As often as we all drive by the bright yellow Hertz Arena on Route 75 in Southwest Florida, I’ll bet most of us aren’t fully aware of what’s going on in there.

Just a few miles from the beach, world-class ice skaters, like other athletes, are logging hours and hours of practice. The difference is, they’re doing it all on skinny blades on the slick surface of the ice, appearing effortless and weightless as they spin, lift, jump, and glide.

Hertz Ice Skating.mp4

The woman running those hours of practice is the highly decorated skating coach Marina Zoueva. She moved her International Skating Academy to the Hertz Arena in Estero from Michigan in February 2019. She says her skaters love the sun of the warmer climate. It helps them have more energy and aid with their recovery. Plus, they don’t have to be inside all the time.

“My skaters can spend more time outdoors,” said Zoueva.

Kana Muramoto is one of Zoueva’s skaters, who is enjoying Southwest Florida’s sunshine.

“We go to the beach, get the sun, Vitamin D. It’s so calm here. It’s very nice,” she said with a laugh.

Muramoto and her partner are both world-class skaters. She competed in the 2018 Olympics in figure skating. Her tremendously accomplished ice dancing partner, Daisuke Takahashi, won a bronze medal in figure skating in the 2010 Olympics. He was the first Japanese man to ever do so. He was also the first Japanese man to win a world championship, which he also did in 2010.

The sport is part gymnastics, part theater, part skating–an all together gorgeous, elegant performance on the ice.

Muramoto and Takahashi move in sync as though skating with one body. Muramoto describes how they do it.

“Just feeling each other while we’re skating, kind of creates that unison together, so. It’s a long hard process. But when it’s right, it feels so good,” she said.

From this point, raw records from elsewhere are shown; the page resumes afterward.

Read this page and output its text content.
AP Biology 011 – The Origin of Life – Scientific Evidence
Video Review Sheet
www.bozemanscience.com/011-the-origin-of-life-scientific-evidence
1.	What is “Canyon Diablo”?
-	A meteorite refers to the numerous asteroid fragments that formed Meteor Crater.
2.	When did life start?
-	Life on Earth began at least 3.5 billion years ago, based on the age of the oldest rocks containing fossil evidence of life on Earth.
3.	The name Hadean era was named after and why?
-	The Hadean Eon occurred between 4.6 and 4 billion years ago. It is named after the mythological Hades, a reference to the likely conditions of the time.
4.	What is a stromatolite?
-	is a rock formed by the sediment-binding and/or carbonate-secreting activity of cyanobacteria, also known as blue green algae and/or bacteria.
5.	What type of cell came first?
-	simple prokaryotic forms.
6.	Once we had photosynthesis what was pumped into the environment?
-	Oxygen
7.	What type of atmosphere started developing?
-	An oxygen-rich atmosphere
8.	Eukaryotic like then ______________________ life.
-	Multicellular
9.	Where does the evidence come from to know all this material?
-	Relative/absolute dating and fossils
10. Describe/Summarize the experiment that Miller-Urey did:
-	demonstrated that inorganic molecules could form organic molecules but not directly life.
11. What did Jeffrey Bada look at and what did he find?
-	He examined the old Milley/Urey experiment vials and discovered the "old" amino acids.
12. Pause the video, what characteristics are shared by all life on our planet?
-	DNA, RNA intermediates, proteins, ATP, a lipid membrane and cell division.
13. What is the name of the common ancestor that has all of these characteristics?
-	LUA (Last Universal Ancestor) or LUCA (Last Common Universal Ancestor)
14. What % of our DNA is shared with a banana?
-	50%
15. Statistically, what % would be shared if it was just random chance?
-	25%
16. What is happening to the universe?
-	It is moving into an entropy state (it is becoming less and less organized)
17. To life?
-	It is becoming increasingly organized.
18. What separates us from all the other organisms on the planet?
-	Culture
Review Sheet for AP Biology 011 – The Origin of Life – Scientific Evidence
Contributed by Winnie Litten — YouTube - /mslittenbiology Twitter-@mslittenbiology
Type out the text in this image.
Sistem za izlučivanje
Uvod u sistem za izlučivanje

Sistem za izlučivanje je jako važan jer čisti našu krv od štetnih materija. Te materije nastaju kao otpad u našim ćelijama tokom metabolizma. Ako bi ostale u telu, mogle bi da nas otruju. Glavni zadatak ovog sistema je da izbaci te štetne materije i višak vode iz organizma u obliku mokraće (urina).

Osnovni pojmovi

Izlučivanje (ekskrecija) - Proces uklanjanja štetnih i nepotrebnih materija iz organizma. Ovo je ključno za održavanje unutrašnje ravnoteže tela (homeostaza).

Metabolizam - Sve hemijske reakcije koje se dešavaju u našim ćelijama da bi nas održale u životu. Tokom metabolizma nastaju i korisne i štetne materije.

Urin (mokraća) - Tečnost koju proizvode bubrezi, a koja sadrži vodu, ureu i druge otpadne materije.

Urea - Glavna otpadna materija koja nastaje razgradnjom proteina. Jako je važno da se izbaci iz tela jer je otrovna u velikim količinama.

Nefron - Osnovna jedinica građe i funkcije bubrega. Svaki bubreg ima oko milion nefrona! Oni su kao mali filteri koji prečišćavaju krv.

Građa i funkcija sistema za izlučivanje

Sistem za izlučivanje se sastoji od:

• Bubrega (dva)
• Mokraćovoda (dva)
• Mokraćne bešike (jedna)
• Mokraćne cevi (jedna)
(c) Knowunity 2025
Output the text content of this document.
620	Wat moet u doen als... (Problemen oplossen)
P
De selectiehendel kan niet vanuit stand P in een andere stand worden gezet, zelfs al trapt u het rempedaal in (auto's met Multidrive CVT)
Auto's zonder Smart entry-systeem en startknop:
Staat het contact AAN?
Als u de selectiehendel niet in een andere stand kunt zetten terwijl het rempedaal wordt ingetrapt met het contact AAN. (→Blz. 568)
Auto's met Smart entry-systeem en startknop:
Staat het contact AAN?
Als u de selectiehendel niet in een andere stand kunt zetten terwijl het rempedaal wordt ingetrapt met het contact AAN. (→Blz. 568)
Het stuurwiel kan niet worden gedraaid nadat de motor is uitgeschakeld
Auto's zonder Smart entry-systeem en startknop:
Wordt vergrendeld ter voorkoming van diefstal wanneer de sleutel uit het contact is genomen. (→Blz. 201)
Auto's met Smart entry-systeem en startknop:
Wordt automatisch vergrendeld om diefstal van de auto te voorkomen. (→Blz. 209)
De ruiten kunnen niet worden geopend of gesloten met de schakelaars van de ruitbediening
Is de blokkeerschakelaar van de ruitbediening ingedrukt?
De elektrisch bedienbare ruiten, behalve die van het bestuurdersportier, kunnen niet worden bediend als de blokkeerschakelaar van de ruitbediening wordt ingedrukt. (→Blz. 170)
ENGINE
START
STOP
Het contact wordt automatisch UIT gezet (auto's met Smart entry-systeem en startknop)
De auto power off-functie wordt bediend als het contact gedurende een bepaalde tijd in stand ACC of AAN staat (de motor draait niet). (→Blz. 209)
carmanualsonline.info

This is only their second year together as partners, while most pairs of ice dancers have been together a decade or more, Muramoto says. Despite their short tenure, the hours these two have put in with their coach in the Hertz Arena are paying off. In January, they went to the worldwide Four Continents competition in Estonia and brought home the silver medal.

Now, they're the first substitute for the Beijing Olympics this month. That means if any of the Japanese team drops out, Muramoto and Takahashi will be called to compete. And with the covid situation being what it is, Zoeva says, they will need to be ready at any moment.

For now, they’ll keep practicing in the Hertz Arena.